La nuova formulazione dell’articolo 2135 c.c., ha dunque chiarito la nozione giuridica di imprenditore agricolo, eliminando l’indissolubile collegamento fra prodotti e terra, ed arrivando fino alla perdita del carattere territoriale dell’attività agricola.
Il 3° comma c.c. infine, si occupa delle attività connesse tipiche che vengono elencate in modo molto diffuso: “manipolazione, conservazione, trasformazione, commercializzazione e valorizzazione che abbiano ad oggetto prodotti ottenuti prevalentemente dalla coltivazione del fondo o del bosco o dell’allevamento d’animali, nonché le attività dirette alla fornitura di beni o servizi mediante l’utilizzazione prevalente di attrezzature o risorse dell’azienda normalmente impiegate nell’attività agricola esercitata, ivi comprese le attività di valorizzazione del territorio e del patrimonio rurale e forestale, ovvero la ricezione ed ospitalità come definite dalla legge”.
Anche questo comma appare indirizzato all’ampliamento delle attività svolte dall’imprenditore agricolo, spingendosi molto avanti nella strada della multifunzionalità, anche se non si può negare che molte delle attività che elenca si sarebbero già potute considerare comprese fra quelle di trasformazione e alienazione svolte normalmente dall’imprenditore agricolo, secondo la vecchia formula.
In ogni modo, non si può non osservare come la multiattività sia stata molto ampliata, ammettendo largamente lo svolgimento, da parte dell’imprenditore agricolo, di attività “non agrarie” senza che ciò comporti la perdita della qualità “agraria”, e tutto ciò al fine di apprestargli nuove opportunità di integrazioni di reddito.

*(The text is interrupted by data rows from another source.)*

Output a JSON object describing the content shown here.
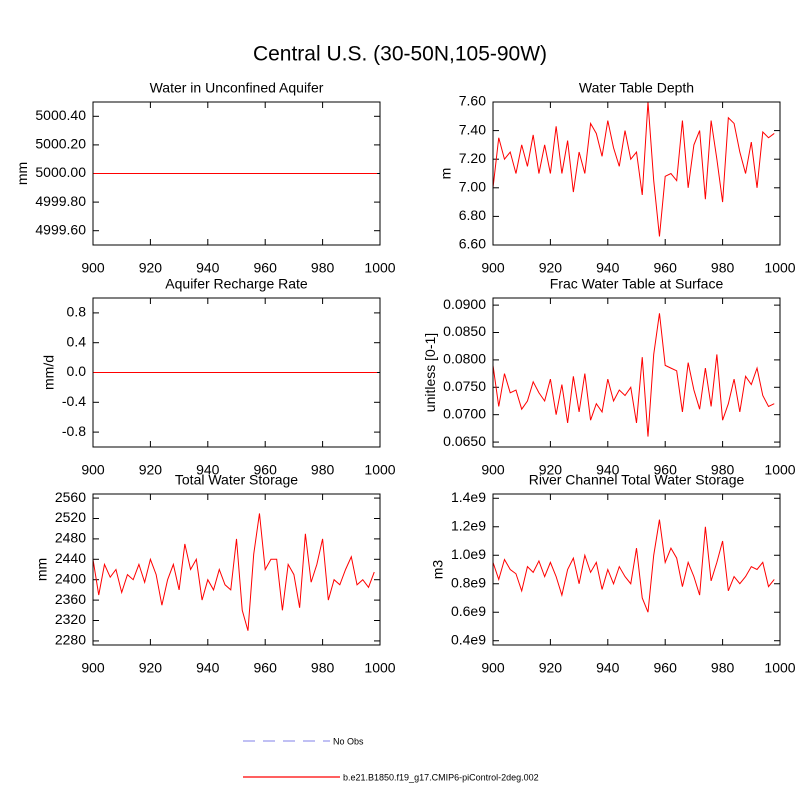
{
  "title": "Central U.S. (30-50N,105-90W)",
  "legend": [
    {
      "name": "No Obs",
      "color": "#9a9aee",
      "dash": true
    },
    {
      "name": "b.e21.B1850.f19_g17.CMIP6-piControl-2deg.002",
      "color": "#ff0000"
    }
  ],
  "chart_data": [
    {
      "type": "line",
      "title": "Water in Unconfined Aquifer",
      "y_label": "mm",
      "color": "#ff0000",
      "x": [
        900,
        999
      ],
      "values": [
        5000,
        5000
      ],
      "xlim": [
        900,
        1000
      ],
      "xticks": [
        900,
        920,
        940,
        960,
        980,
        1000
      ],
      "ylim": [
        4999.5,
        5000.5
      ],
      "yticks": [
        {
          "value": 4999.6,
          "label": "4999.60"
        },
        {
          "value": 4999.8,
          "label": "4999.80"
        },
        {
          "value": 5000,
          "label": "5000.00"
        },
        {
          "value": 5000.2,
          "label": "5000.20"
        },
        {
          "value": 5000.4,
          "label": "5000.40"
        }
      ]
    },
    {
      "type": "line",
      "title": "Water Table Depth",
      "y_label": "m",
      "color": "#ff0000",
      "x": [
        900,
        902,
        904,
        906,
        908,
        910,
        912,
        914,
        916,
        918,
        920,
        922,
        924,
        926,
        928,
        930,
        932,
        934,
        936,
        938,
        940,
        942,
        944,
        946,
        948,
        950,
        952,
        954,
        956,
        958,
        960,
        962,
        964,
        966,
        968,
        970,
        972,
        974,
        976,
        978,
        980,
        982,
        984,
        986,
        988,
        990,
        992,
        994,
        996,
        998
      ],
      "values": [
        7.0,
        7.35,
        7.2,
        7.25,
        7.1,
        7.3,
        7.15,
        7.37,
        7.1,
        7.3,
        7.1,
        7.43,
        7.1,
        7.33,
        6.97,
        7.25,
        7.1,
        7.45,
        7.38,
        7.22,
        7.47,
        7.28,
        7.15,
        7.4,
        7.2,
        7.25,
        6.95,
        7.6,
        7.05,
        6.66,
        7.08,
        7.1,
        7.05,
        7.47,
        7.0,
        7.3,
        7.4,
        6.92,
        7.47,
        7.2,
        6.9,
        7.49,
        7.45,
        7.25,
        7.1,
        7.32,
        7.0,
        7.39,
        7.35,
        7.38
      ],
      "xlim": [
        900,
        1000
      ],
      "xticks": [
        900,
        920,
        940,
        960,
        980,
        1000
      ],
      "ylim": [
        6.6,
        7.6
      ],
      "yticks": [
        {
          "value": 6.6,
          "label": "6.60"
        },
        {
          "value": 6.8,
          "label": "6.80"
        },
        {
          "value": 7.0,
          "label": "7.00"
        },
        {
          "value": 7.2,
          "label": "7.20"
        },
        {
          "value": 7.4,
          "label": "7.40"
        },
        {
          "value": 7.6,
          "label": "7.60"
        }
      ]
    },
    {
      "type": "line",
      "title": "Aquifer Recharge Rate",
      "y_label": "mm/d",
      "color": "#ff0000",
      "x": [
        900,
        999
      ],
      "values": [
        0,
        0
      ],
      "xlim": [
        900,
        1000
      ],
      "xticks": [
        900,
        920,
        940,
        960,
        980,
        1000
      ],
      "ylim": [
        -1,
        1
      ],
      "yticks": [
        -0.8,
        -0.4,
        {
          "value": 0,
          "label": "0.0"
        },
        0.4,
        0.8
      ]
    },
    {
      "type": "line",
      "title": "Frac Water Table at Surface",
      "y_label": "unitless [0-1]",
      "color": "#ff0000",
      "x": [
        900,
        902,
        904,
        906,
        908,
        910,
        912,
        914,
        916,
        918,
        920,
        922,
        924,
        926,
        928,
        930,
        932,
        934,
        936,
        938,
        940,
        942,
        944,
        946,
        948,
        950,
        952,
        954,
        956,
        958,
        960,
        962,
        964,
        966,
        968,
        970,
        972,
        974,
        976,
        978,
        980,
        982,
        984,
        986,
        988,
        990,
        992,
        994,
        996,
        998
      ],
      "values": [
        0.079,
        0.0715,
        0.0775,
        0.074,
        0.0745,
        0.071,
        0.0725,
        0.076,
        0.074,
        0.0725,
        0.0765,
        0.07,
        0.0755,
        0.0685,
        0.077,
        0.0705,
        0.0775,
        0.069,
        0.072,
        0.0705,
        0.0765,
        0.0725,
        0.0745,
        0.0735,
        0.075,
        0.0685,
        0.0805,
        0.066,
        0.081,
        0.0885,
        0.079,
        0.0785,
        0.078,
        0.0705,
        0.0795,
        0.0745,
        0.071,
        0.0785,
        0.0715,
        0.081,
        0.069,
        0.072,
        0.0765,
        0.0705,
        0.077,
        0.0755,
        0.0785,
        0.0735,
        0.0715,
        0.072
      ],
      "xlim": [
        900,
        1000
      ],
      "xticks": [
        900,
        920,
        940,
        960,
        980,
        1000
      ],
      "ylim": [
        0.0641,
        0.0913
      ],
      "yticks": [
        {
          "value": 0.065,
          "label": "0.0650"
        },
        {
          "value": 0.07,
          "label": "0.0700"
        },
        {
          "value": 0.075,
          "label": "0.0750"
        },
        {
          "value": 0.08,
          "label": "0.0800"
        },
        {
          "value": 0.085,
          "label": "0.0850"
        },
        {
          "value": 0.09,
          "label": "0.0900"
        }
      ]
    },
    {
      "type": "line",
      "title": "Total Water Storage",
      "y_label": "mm",
      "color": "#ff0000",
      "x": [
        900,
        902,
        904,
        906,
        908,
        910,
        912,
        914,
        916,
        918,
        920,
        922,
        924,
        926,
        928,
        930,
        932,
        934,
        936,
        938,
        940,
        942,
        944,
        946,
        948,
        950,
        952,
        954,
        956,
        958,
        960,
        962,
        964,
        966,
        968,
        970,
        972,
        974,
        976,
        978,
        980,
        982,
        984,
        986,
        988,
        990,
        992,
        994,
        996,
        998
      ],
      "values": [
        2440,
        2370,
        2430,
        2405,
        2420,
        2375,
        2410,
        2400,
        2430,
        2395,
        2440,
        2410,
        2350,
        2400,
        2430,
        2380,
        2470,
        2420,
        2440,
        2360,
        2400,
        2380,
        2420,
        2390,
        2380,
        2480,
        2340,
        2300,
        2450,
        2530,
        2420,
        2440,
        2440,
        2340,
        2430,
        2410,
        2345,
        2490,
        2395,
        2430,
        2480,
        2360,
        2400,
        2390,
        2420,
        2445,
        2390,
        2400,
        2385,
        2415
      ],
      "xlim": [
        900,
        1000
      ],
      "xticks": [
        900,
        920,
        940,
        960,
        980,
        1000
      ],
      "ylim": [
        2272,
        2568
      ],
      "yticks": [
        2280,
        2320,
        2360,
        2400,
        2440,
        2480,
        2520,
        2560
      ]
    },
    {
      "type": "line",
      "title": "River Channel Total Water Storage",
      "y_label": "m3",
      "color": "#ff0000",
      "x": [
        900,
        902,
        904,
        906,
        908,
        910,
        912,
        914,
        916,
        918,
        920,
        922,
        924,
        926,
        928,
        930,
        932,
        934,
        936,
        938,
        940,
        942,
        944,
        946,
        948,
        950,
        952,
        954,
        956,
        958,
        960,
        962,
        964,
        966,
        968,
        970,
        972,
        974,
        976,
        978,
        980,
        982,
        984,
        986,
        988,
        990,
        992,
        994,
        996,
        998
      ],
      "values": [
        950000000,
        830000000,
        970000000,
        900000000,
        870000000,
        750000000,
        920000000,
        880000000,
        960000000,
        850000000,
        950000000,
        850000000,
        720000000,
        900000000,
        980000000,
        800000000,
        1000000000,
        880000000,
        950000000,
        760000000,
        900000000,
        800000000,
        920000000,
        850000000,
        800000000,
        1050000000,
        700000000,
        600000000,
        1000000000,
        1250000000,
        950000000,
        1050000000,
        980000000,
        780000000,
        950000000,
        850000000,
        720000000,
        1200000000,
        820000000,
        950000000,
        1100000000,
        750000000,
        850000000,
        800000000,
        850000000,
        920000000,
        900000000,
        950000000,
        780000000,
        830000000
      ],
      "xlim": [
        900,
        1000
      ],
      "xticks": [
        900,
        920,
        940,
        960,
        980,
        1000
      ],
      "ylim": [
        370000000,
        1430000000
      ],
      "yticks": [
        {
          "value": 400000000,
          "label": "0.4e9"
        },
        {
          "value": 600000000,
          "label": "0.6e9"
        },
        {
          "value": 800000000,
          "label": "0.8e9"
        },
        {
          "value": 1000000000,
          "label": "1.0e9"
        },
        {
          "value": 1200000000,
          "label": "1.2e9"
        },
        {
          "value": 1400000000,
          "label": "1.4e9"
        }
      ]
    }
  ]
}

Inoltre, il comma 2° dell’art.1 del decreto legislativo n. 228, riconosce la qualifica di imprenditori agricoli anche alle cooperative o loro consorzi “quando utilizzano (.) prevalentemente prodotti dei soci, ovvero forniscono prevalentemente ai soci beni e servizi diretti alla cura e allo sviluppo del ciclo biologico”. Pertanto le cooperative, potendo disporre di gran copia di materie prime fornite da molti soci, possono svolgere un’attività agro-industriale mantenendo la qualifica di imprenditori agricoli per quanto riguarda la trasformazione, e metalmeccanica o chimica, per fare solo due esempi, se svolgono attività di fornitura di beni e servizi a soci agricoltori producendo esse stesse i beni distribuiti ai cooperanti; con questa formulazione, tuttavia, si sottrae un certo numero di imprese alle regole commerciali per assoggettarle a quelle agricole anche se svolgono attività che lo stesso nuovo art.2135 c.c. non considera agrarie.